The amount of VEGF produced in the dermal papilla cell culture supernatant collected in Example 2 was measured.
As shown in Tables 7 and 8, the positive control, adenosine, had little VEGF production promoting effect. However, all the water-soluble parachlorella polysaccharides were found to promote VEGF production in the high concentration test section.
Therefore, it was confirmed that the polysaccharide of the present disclosure has a very excellent VEGF production promoting action and vascular endothelial growth activation action.

  In the actual hair tissue, dermal papilla cells are three-dimensionally proliferated. Therefore, it is considered that the production-promoted FGF-7 and VEGF function sufficiently, and further, the dermal papilla cell proliferation activation effect is also recognized. The polysaccharide of the present disclosure is considered to exhibit a very excellent hair-growth effect.

  Since the polysaccharide of the present disclosure has various effects and can be mass-produced, it can be applied in a wide range of fields. In addition, since the polysaccharide manufacturing method of the present disclosure can efficiently produce a high-value-added polysaccharide, the industrial applicability can be achieved in terms of manufacturing cost and stable supply.
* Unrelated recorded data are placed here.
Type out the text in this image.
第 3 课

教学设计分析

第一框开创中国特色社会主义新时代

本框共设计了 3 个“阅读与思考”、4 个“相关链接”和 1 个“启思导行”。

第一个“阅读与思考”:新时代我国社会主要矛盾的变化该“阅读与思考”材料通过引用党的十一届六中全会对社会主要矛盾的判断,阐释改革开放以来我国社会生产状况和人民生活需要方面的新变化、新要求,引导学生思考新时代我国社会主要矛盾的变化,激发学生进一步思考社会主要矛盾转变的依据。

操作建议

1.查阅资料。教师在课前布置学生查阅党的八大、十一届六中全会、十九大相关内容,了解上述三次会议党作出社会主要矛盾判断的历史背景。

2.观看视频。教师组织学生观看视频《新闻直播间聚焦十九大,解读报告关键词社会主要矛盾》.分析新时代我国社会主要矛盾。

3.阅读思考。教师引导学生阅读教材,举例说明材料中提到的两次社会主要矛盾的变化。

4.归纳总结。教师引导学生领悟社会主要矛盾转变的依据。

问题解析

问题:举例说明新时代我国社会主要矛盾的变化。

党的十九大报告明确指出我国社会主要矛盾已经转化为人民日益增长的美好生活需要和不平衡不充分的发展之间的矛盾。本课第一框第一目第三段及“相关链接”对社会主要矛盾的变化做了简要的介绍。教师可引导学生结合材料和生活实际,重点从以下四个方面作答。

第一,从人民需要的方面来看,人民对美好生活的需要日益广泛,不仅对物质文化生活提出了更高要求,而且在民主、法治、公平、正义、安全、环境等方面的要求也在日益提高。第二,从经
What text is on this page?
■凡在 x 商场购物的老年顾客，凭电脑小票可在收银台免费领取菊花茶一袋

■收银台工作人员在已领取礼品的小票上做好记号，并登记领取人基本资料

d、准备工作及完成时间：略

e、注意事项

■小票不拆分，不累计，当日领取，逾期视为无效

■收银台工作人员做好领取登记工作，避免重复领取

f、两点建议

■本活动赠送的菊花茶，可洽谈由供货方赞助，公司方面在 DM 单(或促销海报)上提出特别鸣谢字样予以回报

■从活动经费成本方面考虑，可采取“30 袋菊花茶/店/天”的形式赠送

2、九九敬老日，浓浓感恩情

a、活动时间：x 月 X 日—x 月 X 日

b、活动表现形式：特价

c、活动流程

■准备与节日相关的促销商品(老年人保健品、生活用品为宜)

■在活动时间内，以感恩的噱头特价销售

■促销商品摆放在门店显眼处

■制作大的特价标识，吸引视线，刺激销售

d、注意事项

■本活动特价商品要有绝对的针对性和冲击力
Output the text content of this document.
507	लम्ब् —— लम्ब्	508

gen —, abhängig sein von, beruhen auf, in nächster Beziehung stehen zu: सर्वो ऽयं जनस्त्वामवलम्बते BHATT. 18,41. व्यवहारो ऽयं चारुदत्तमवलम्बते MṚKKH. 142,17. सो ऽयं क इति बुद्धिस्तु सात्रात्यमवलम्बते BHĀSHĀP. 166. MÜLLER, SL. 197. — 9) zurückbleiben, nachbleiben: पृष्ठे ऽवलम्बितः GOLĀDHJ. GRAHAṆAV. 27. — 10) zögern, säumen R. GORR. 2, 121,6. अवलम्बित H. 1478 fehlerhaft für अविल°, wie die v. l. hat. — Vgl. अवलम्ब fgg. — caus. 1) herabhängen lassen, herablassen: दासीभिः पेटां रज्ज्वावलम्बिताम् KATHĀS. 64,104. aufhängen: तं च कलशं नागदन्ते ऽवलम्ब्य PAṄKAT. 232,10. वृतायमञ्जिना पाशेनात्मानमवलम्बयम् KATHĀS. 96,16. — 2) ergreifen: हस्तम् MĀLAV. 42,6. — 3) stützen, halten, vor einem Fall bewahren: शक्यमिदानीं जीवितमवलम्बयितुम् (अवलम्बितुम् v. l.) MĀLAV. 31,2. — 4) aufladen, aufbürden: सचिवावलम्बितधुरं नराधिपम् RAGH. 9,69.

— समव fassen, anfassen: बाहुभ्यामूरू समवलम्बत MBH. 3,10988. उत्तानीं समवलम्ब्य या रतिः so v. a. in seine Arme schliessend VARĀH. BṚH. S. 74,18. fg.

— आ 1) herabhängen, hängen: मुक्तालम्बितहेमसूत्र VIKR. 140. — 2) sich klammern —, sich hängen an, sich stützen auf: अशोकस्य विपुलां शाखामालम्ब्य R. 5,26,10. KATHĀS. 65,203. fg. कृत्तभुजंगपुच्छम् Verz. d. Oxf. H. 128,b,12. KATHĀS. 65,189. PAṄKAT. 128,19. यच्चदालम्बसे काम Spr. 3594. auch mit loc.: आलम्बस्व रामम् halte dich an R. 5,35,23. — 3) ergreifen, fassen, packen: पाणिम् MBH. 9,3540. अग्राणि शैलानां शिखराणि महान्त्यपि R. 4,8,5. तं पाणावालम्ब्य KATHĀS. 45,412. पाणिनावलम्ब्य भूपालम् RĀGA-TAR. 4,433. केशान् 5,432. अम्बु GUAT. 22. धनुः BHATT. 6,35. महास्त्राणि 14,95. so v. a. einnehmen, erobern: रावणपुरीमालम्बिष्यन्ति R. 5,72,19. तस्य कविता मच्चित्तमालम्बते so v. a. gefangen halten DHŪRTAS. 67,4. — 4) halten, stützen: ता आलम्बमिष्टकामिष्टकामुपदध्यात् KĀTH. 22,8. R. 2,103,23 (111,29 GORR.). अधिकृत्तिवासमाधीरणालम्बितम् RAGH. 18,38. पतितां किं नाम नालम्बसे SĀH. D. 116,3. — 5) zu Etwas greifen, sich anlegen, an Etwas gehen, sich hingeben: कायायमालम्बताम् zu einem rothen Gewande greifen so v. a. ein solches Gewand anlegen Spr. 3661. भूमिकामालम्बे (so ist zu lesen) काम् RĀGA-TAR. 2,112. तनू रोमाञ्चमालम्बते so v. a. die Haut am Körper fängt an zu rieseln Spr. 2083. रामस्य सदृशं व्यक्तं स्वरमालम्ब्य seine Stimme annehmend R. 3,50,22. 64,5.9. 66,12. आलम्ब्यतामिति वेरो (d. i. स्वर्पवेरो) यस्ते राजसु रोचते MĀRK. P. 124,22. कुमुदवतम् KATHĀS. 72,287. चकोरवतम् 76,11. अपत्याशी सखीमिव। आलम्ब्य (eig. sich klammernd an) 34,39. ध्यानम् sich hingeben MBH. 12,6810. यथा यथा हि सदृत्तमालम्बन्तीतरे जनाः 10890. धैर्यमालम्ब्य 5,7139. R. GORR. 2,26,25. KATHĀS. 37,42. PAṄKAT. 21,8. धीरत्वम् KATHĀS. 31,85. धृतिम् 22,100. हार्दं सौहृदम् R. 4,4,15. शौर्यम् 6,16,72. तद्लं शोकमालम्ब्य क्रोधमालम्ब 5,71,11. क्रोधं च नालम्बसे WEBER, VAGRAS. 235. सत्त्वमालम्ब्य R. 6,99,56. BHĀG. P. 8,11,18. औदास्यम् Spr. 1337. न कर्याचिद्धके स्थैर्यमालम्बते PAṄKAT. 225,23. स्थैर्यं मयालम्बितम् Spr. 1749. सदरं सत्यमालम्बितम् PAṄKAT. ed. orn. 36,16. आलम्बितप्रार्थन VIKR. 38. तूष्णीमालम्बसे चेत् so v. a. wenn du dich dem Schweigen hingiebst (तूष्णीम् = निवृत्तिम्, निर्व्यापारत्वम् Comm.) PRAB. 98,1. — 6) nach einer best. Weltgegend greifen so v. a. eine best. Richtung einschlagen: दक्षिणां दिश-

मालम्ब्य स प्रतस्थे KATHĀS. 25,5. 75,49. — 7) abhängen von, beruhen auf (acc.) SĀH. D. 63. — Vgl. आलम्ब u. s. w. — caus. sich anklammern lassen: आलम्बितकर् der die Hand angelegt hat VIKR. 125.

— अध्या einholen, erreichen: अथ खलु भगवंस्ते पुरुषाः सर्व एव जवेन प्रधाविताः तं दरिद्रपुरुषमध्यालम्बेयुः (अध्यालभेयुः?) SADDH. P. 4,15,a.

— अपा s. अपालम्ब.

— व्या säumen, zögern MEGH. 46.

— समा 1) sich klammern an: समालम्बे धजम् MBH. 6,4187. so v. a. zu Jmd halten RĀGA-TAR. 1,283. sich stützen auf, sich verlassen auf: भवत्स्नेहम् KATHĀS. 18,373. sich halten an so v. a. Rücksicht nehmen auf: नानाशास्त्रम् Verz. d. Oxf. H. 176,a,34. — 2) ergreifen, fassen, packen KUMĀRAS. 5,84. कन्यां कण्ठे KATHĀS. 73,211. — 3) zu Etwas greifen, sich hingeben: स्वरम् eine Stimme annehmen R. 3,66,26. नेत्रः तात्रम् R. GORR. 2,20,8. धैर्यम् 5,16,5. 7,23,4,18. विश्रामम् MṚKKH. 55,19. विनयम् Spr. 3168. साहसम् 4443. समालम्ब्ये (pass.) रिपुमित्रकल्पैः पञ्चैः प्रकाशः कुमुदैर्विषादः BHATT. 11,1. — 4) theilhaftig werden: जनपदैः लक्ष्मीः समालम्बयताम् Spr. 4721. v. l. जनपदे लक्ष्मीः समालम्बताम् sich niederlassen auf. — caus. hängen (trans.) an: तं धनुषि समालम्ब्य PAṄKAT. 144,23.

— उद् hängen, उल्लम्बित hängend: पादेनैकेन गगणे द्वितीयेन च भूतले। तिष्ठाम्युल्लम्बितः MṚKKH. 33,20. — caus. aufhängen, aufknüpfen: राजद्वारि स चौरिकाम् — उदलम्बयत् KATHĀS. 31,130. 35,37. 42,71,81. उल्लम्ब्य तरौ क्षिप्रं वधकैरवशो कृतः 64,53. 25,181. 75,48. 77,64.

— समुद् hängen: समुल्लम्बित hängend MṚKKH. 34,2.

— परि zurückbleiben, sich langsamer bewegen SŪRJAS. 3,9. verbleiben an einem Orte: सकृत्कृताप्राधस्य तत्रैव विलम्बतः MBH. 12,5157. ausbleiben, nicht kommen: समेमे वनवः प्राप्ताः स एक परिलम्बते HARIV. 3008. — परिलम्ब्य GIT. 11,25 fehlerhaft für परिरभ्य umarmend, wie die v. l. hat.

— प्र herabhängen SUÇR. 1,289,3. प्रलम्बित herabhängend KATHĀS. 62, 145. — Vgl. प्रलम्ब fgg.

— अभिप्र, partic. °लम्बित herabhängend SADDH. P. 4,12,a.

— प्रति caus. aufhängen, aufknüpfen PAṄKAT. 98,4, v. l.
Very expensive.

(1) Parachlorella kessleri-PNC1 strain (FERM BP-11493) (Contract date: July 19, 2012)
Deposit place: 1-1-1 Higashi Tsukuba City, Ibaraki 305-8566 Tsukuba Center Chuo No. 6, National Institute for Product Evaluation Technology Patent Biological Deposit Center (NITE-IPOD).

Claims (4)

A method for producing a polysaccharide, comprising subjecting Parachlorella kessleri-PNC1 strain (FERM BP-11493 ) to subculture in a carbon source-containing culture medium under aerobic conditions and recovering the produced polysaccharide.   The method for producing a polysaccharide according to claim 1, wherein a dissolved oxygen concentration in the culture is 3 to 13 ppm.   The polysaccharide production according to claim 1 or 2, wherein after the cultivation, centrifugation and filtration are used alone or in combination to remove algal bodies and then freeze-dried and further dissolved in an aqueous solution, and then the water-soluble fraction is recovered. Method. Algal body named Parachlorella kessleri-PNC1 and deposited as FERM BP-11493.